加須はユリトスの指示に、「俺は王様なんだけどな」などとぶつぶつ言いながら部屋を出て、隣の部屋のドアをノックした。ジイたち三人が出て来て、隣のユリトスたちの部屋に移った。

ユリトスは言った。

「ラーニャ、今回の件について説明してくれ」

「あたしはザザックの弟子だ。それを辞めるつもりはない。でも、それと同時にここにいるみんなの仲間でもあると思っている」

「それで?」

「今、アトリフはロードンの町にいる。ラレンはアンダスとバルガンディの元にいる」

「ええ?」

九頭たちが驚いた。

「続けなさい」

ユリトスが言う。

ラーニャは続ける。

「それと、東のデラン王国からはカリア姫がこちらに向かっている。それを待っているのはロローの町にいるハイン国の将軍ドンブラだ。ちなみにラレンはハイン国宰相の息子ロロー伯爵を捕らえて連れている。その合流地点がロードンになるとアトリフは言っている。だから、そこにロガバ三国の王とユリトスたちが集まれば役者がそろうと、アトリフは言うんだ」

「役者がそろう?」

「アトリフはとにかく面白い展開になるのを楽しんでいるみたいなんだ」

ラーニャがそう言うと、ポルトスは言う。

「それじゃあ、俺たちがゴーミ陛下を助けにロードンに帰れば奴の期待通りってわけか」

ジイは言う。

「だが、陛下を放っておくわけにはいくまい」

アラミスはユリトスに訊く。

「どうします?助けに行きますか?無視しますか?」

ジイは言う。

「無視するわけにはいかんじゃろう」

ユリトスは言った。

「オーリはどうしたらいいと考える?」

オーリは答える。

「こういうときは二者択一で考えるのではなく、第三、第四の道も考えるべきだと考えます」

ユリトスは言う。

「じゃあ、第一の道は何かね?」

オーリは言う。

「全員でロードンに戻って、ゴーミ陛下を助ける」

「ふむ、第二の道は?」

「アトリフを無視してこの町で待ち続ける」

ジイは遮る。

「いや、ちょっとそれは・・・」

ユリトスは言う。

「第三の道は?」

オーリは答える。

「国王ふたりをこの町に残して、この中で選ばれた者だけが、ロードンへ戻る」

「第四の道はあるかね?」

「私たちは戻るのですが、ロードンを素通りして、ロローまで戻り、カリア姫を迎える」

「第五は?」

「このまま、ゴーミ陛下もカリア姫も捨てて西へ旅立つ」

「第六は?」

「そこまではまだ考えていません」

ユリトスはまとめる。

「私はオーリの案で第三の案がいいように思う。
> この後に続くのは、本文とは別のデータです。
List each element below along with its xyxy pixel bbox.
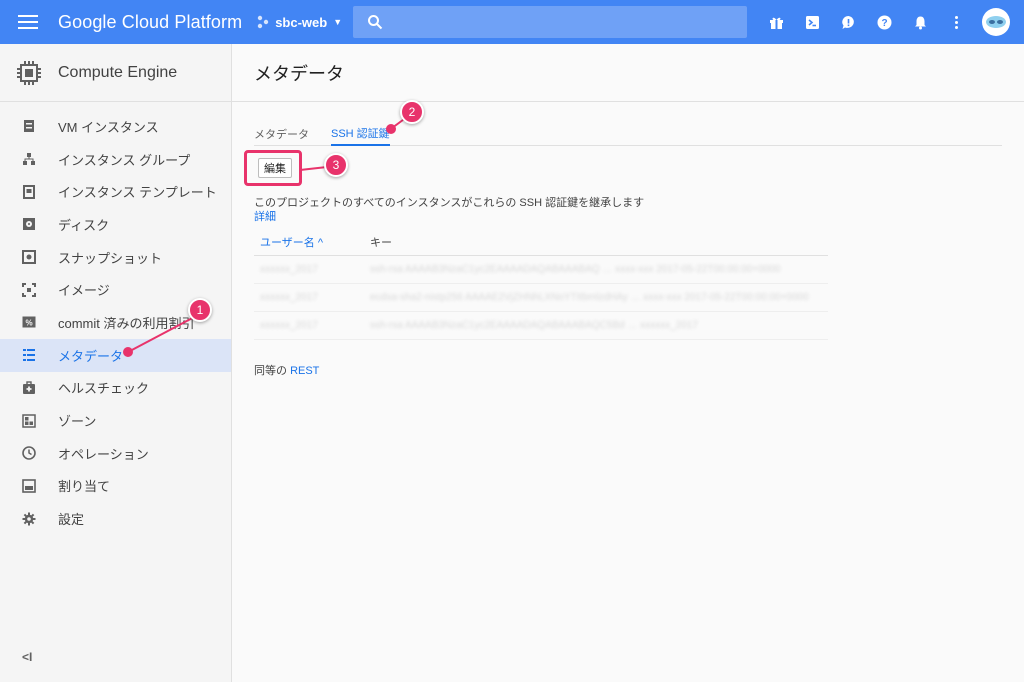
feedback-icon[interactable] (830, 0, 866, 44)
project-selector[interactable]: sbc-web ▼ (256, 15, 342, 30)
sidebar-item-instance-templates[interactable]: インスタンス テンプレート (0, 175, 231, 208)
chevron-down-icon: ▼ (333, 17, 343, 27)
search-icon (368, 15, 383, 30)
vm-icon (22, 119, 36, 133)
percent-icon: % (22, 315, 36, 329)
main-content: メタデータ メタデータ SSH 認証鍵 編集 このプロジェクトのすべてのインスタ… (232, 44, 1024, 682)
metadata-icon (22, 348, 36, 362)
project-dots-icon (258, 15, 269, 29)
sidebar-item-zones[interactable]: ゾーン (0, 404, 231, 437)
sidebar-item-label: 設定 (58, 512, 85, 528)
sidebar-item-metadata[interactable]: メタデータ (0, 338, 231, 372)
sidebar: Compute Engine VM インスタンス インスタンス グループ インス… (0, 44, 232, 682)
table-header: ユーザー名 ^ キー (254, 228, 828, 256)
snapshot-icon (22, 250, 36, 265)
avatar[interactable] (982, 8, 1010, 36)
search-input[interactable] (393, 14, 747, 30)
sidebar-item-label: ゾーン (58, 414, 97, 430)
sidebar-item-quotas[interactable]: 割り当て (0, 470, 231, 503)
sidebar-item-label: ヘルスチェック (58, 381, 150, 397)
sidebar-item-label: インスタンス テンプレート (58, 185, 217, 201)
learn-more-link[interactable]: 詳細 (254, 208, 276, 224)
sidebar-item-snapshots[interactable]: スナップショット (0, 241, 231, 274)
product-title: Compute Engine (58, 63, 178, 81)
sidebar-item-label: commit 済みの利用割引 (58, 315, 195, 331)
gear-icon (22, 512, 36, 526)
key-cell: ecdsa-sha2-nistp256 AAAAE2VjZHNhLXNoYTIt… (370, 292, 809, 303)
page-title: メタデータ (254, 63, 344, 84)
ssh-keys-table: ユーザー名 ^ キー xxxxxx_2017 ssh-rsa AAAAB3Nza… (254, 228, 828, 340)
sidebar-item-label: インスタンス グループ (58, 152, 191, 168)
key-cell: ssh-rsa AAAAB3NzaC1yc2EAAAADAQABAAABAQC5… (370, 320, 698, 331)
project-name: sbc-web (275, 14, 328, 30)
sidebar-item-label: スナップショット (58, 250, 163, 266)
username-cell: xxxxxx_2017 (260, 292, 318, 303)
tab-metadata[interactable]: メタデータ (254, 122, 309, 146)
sidebar-item-label: オペレーション (58, 446, 149, 462)
table-row[interactable]: xxxxxx_2017 ssh-rsa AAAAB3NzaC1yc2EAAAAD… (254, 256, 828, 284)
collapse-sidebar-button[interactable]: <I (22, 650, 32, 664)
clock-icon (22, 446, 36, 461)
table-row[interactable]: xxxxxx_2017 ssh-rsa AAAAB3NzaC1yc2EAAAAD… (254, 312, 828, 340)
column-key: キー (370, 236, 392, 249)
gift-icon[interactable] (758, 0, 794, 44)
column-username[interactable]: ユーザー名 ^ (254, 234, 370, 250)
annotation-badge-2: 2 (400, 100, 424, 124)
top-app-bar: Google Cloud Platform sbc-web ▼ ? (0, 0, 1024, 44)
brand-title[interactable]: Google Cloud Platform (58, 12, 242, 33)
template-icon (22, 184, 36, 199)
key-cell: ssh-rsa AAAAB3NzaC1yc2EAAAADAQABAAABAQ …… (370, 264, 781, 275)
zone-icon (22, 413, 36, 428)
group-icon (22, 152, 36, 166)
equivalent-rest: 同等の REST (254, 362, 319, 378)
table-row[interactable]: xxxxxx_2017 ecdsa-sha2-nistp256 AAAAE2Vj… (254, 284, 828, 312)
sidebar-item-health-checks[interactable]: ヘルスチェック (0, 372, 231, 405)
sidebar-item-operations[interactable]: オペレーション (0, 437, 231, 470)
sidebar-item-settings[interactable]: 設定 (0, 502, 231, 535)
edit-button[interactable]: 編集 (258, 158, 292, 178)
sidebar-item-vm-instances[interactable]: VM インスタンス (0, 110, 231, 143)
quota-icon (22, 479, 36, 493)
svg-text:%: % (25, 319, 32, 328)
username-cell: xxxxxx_2017 (260, 320, 318, 331)
sidebar-item-disks[interactable]: ディスク (0, 208, 231, 241)
annotation-badge-3: 3 (324, 153, 348, 177)
sidebar-item-label: 割り当て (58, 479, 111, 495)
username-cell: xxxxxx_2017 (260, 264, 318, 275)
rest-prefix: 同等の (254, 365, 287, 377)
disk-icon (22, 217, 36, 231)
help-icon[interactable]: ? (866, 0, 902, 44)
rest-link[interactable]: REST (290, 365, 319, 377)
description-text: このプロジェクトのすべてのインスタンスがこれらの SSH 認証鍵を継承します (254, 197, 645, 209)
top-icons: ? (758, 0, 1010, 44)
product-header: Compute Engine (0, 44, 231, 102)
sidebar-item-label: VM インスタンス (58, 119, 159, 135)
menu-icon[interactable] (0, 0, 56, 44)
search-bar[interactable] (353, 6, 747, 38)
sidebar-item-label: メタデータ (58, 348, 124, 364)
tab-bar: メタデータ SSH 認証鍵 (254, 122, 1002, 146)
sidebar-item-instance-groups[interactable]: インスタンス グループ (0, 143, 231, 176)
page-header: メタデータ (232, 44, 1024, 102)
compute-engine-chip-icon (17, 60, 41, 85)
image-icon (22, 282, 36, 297)
health-icon (22, 381, 36, 395)
cloud-shell-icon[interactable] (794, 0, 830, 44)
notifications-icon[interactable] (902, 0, 938, 44)
more-vert-icon[interactable] (938, 0, 974, 44)
sidebar-item-label: イメージ (58, 283, 110, 299)
tab-ssh-keys[interactable]: SSH 認証鍵 (331, 122, 390, 146)
annotation-badge-1: 1 (188, 298, 212, 322)
svg-text:?: ? (881, 18, 887, 29)
sidebar-item-label: ディスク (58, 217, 110, 233)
つまり、この中で何名かはロードンに戻りゴーミ王と、カリア姫を救い出して戻って来る。残りの者は、この宿でクーズ王とカース王を護衛する。どうだろう?」

ポルトスは言った。

「いいと思います」

「そうなると、残りは人選だが・・・」

部屋は静かになった。

ユリトスは言った。

「やはり、ここは私とポルトスとアラミスで行こう。ジイたち残りは王と女子をこの町で守ってくれ」

すると、ラーニャが言った。

「あたしも連れて行ってくれ」

ユリトスは即答した。

「ダメだ。おまえは磨いた剣技でふたりの王と仲間を守れ」

「なぜだ?」

「おまえが行くと、アトリフが喜ぶ。面白過ぎるとな」

翌朝、ユリトスとポルトスとアラミスはマラパーニの町を馬に乗って東へ出発した。